We were able to show that the strongest uni-variable predictors of a lower RCB score were high risk molecular subtypes of breast cancer (triple-negative breast cancer, HER2-amplified, and breast cancer with high Ki67), which in general tend to have a greater risk for recurrence but also higher rates of pCR in response to neoadjuvant chemotherapy.45 This could be explained by the fact that these more aggressive molecular subtypes are more vulnerable to cytotoxic treatment and can be targeted by specific drugs.48,49 In these breast cancer subtypes, neoadjuvant chemotherapy and targeted treatment leads primarily to a better response, which is better reflected by RCB compared to the pCR rate.7 For these more aggressive molecular subtypes, pCR at surgery is particularly associated with longer RFS and OS, even comparable to less aggressive molecular breast cancer subtypes.7 In addition, incomplete pathological response with similar prognostic impact as pCR can be easily measured and determined using RCB.31

Concerning less aggressive molecular subtypes, higher age confounds with statistically higher probability for hormone receptor-positive breast cancer, which generally has a better overall prognosis but benefits less from taxane-based neoadjuvant chemotherapy.5 The combination of patients’ higher age and a high RCB score is associated with worse prognosis (Table 3 and Supporting Table 2). This observation may help facilitate the decision toward omitting neoadjuvant chemotherapy in older patients with hormone receptor positive disease, knowing that they have worse prognosis. Thus, these patients could be selected for novel neoadjuvant approaches.

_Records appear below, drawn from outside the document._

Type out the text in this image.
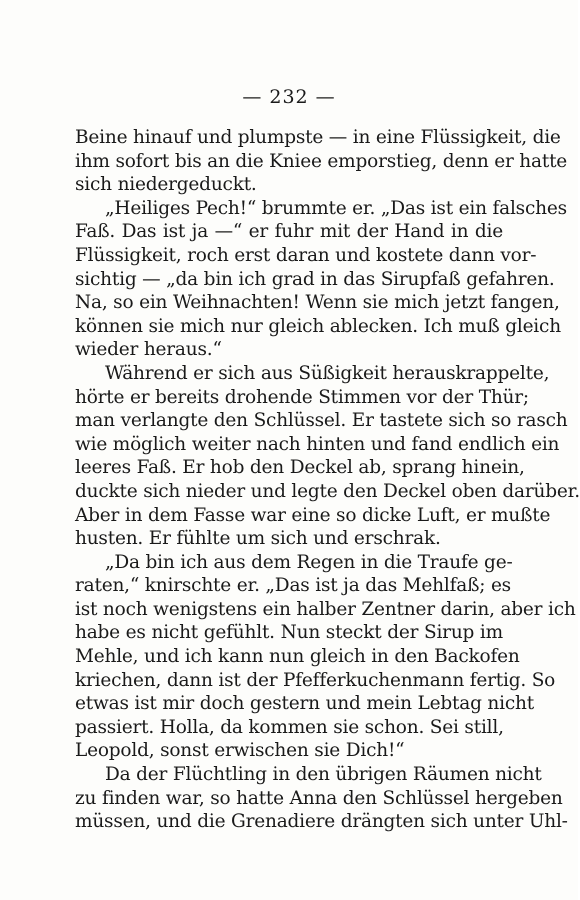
— 232 —
Beine hinauf und plumpste — in eine Flüssigkeit, die
ihm sofort bis an die Kniee emporstieg, denn er hatte
sich niedergeduckt.
„Heiliges Pech!“ brummte er. „Das ist ein falsches
Faß. Das ist ja —“ er fuhr mit der Hand in die
Flüssigkeit, roch erst daran und kostete dann vor-
sichtig — „da bin ich grad in das Sirupfaß gefahren.
Na, so ein Weihnachten! Wenn sie mich jetzt fangen,
können sie mich nur gleich ablecken. Ich muß gleich
wieder heraus.“
Während er sich aus Süßigkeit herauskrappelte,
hörte er bereits drohende Stimmen vor der Thür;
man verlangte den Schlüssel. Er tastete sich so rasch
wie möglich weiter nach hinten und fand endlich ein
leeres Faß. Er hob den Deckel ab, sprang hinein,
duckte sich nieder und legte den Deckel oben darüber.
Aber in dem Fasse war eine so dicke Luft, er mußte
husten. Er fühlte um sich und erschrak.
„Da bin ich aus dem Regen in die Traufe ge-
raten,“ knirschte er. „Das ist ja das Mehlfaß; es
ist noch wenigstens ein halber Zentner darin, aber ich
habe es nicht gefühlt. Nun steckt der Sirup im
Mehle, und ich kann nun gleich in den Backofen
kriechen, dann ist der Pfefferkuchenmann fertig. So
etwas ist mir doch gestern und mein Lebtag nicht
passiert. Holla, da kommen sie schon. Sei still,
Leopold, sonst erwischen sie Dich!“
Da der Flüchtling in den übrigen Räumen nicht
zu finden war, so hatte Anna den Schlüssel hergeben
müssen, und die Grenadiere drängten sich unter Uhl-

Our analysis provides a scientific confirmation of the RCB and an excellent basis for the risk stratification of patients in daily routine practice, both in the follow-up and in selection of patients for novel systemic approaches and clinical studies in the future. The risk stratification based on the RCB provides a better tool to identify patients who need less attention in the follow-up but also selects patients with dismal prognosis who are candidates for postneoadjuvant clinical studies. We were able to show that RCB can be used in routine clinical setting, where it demonstrates valuable prognostic impact for disease-specific outcome in breast cancer patients following neoadjuvant therapy. Our findings reveal reliable results concerning the prognostic impact compared to the original investigators from MD Anderson. Although our cohort showed the RCB as highly significant, stable, prognostic parameter, it cannot serve as confirmation for long-term prognosis, particularly for patients with hormone receptor-positive disease. Therefore, it is warranted to further investigate the potential of RCB for guiding the intensity and duration of follow-up or patient selection for clinical trials.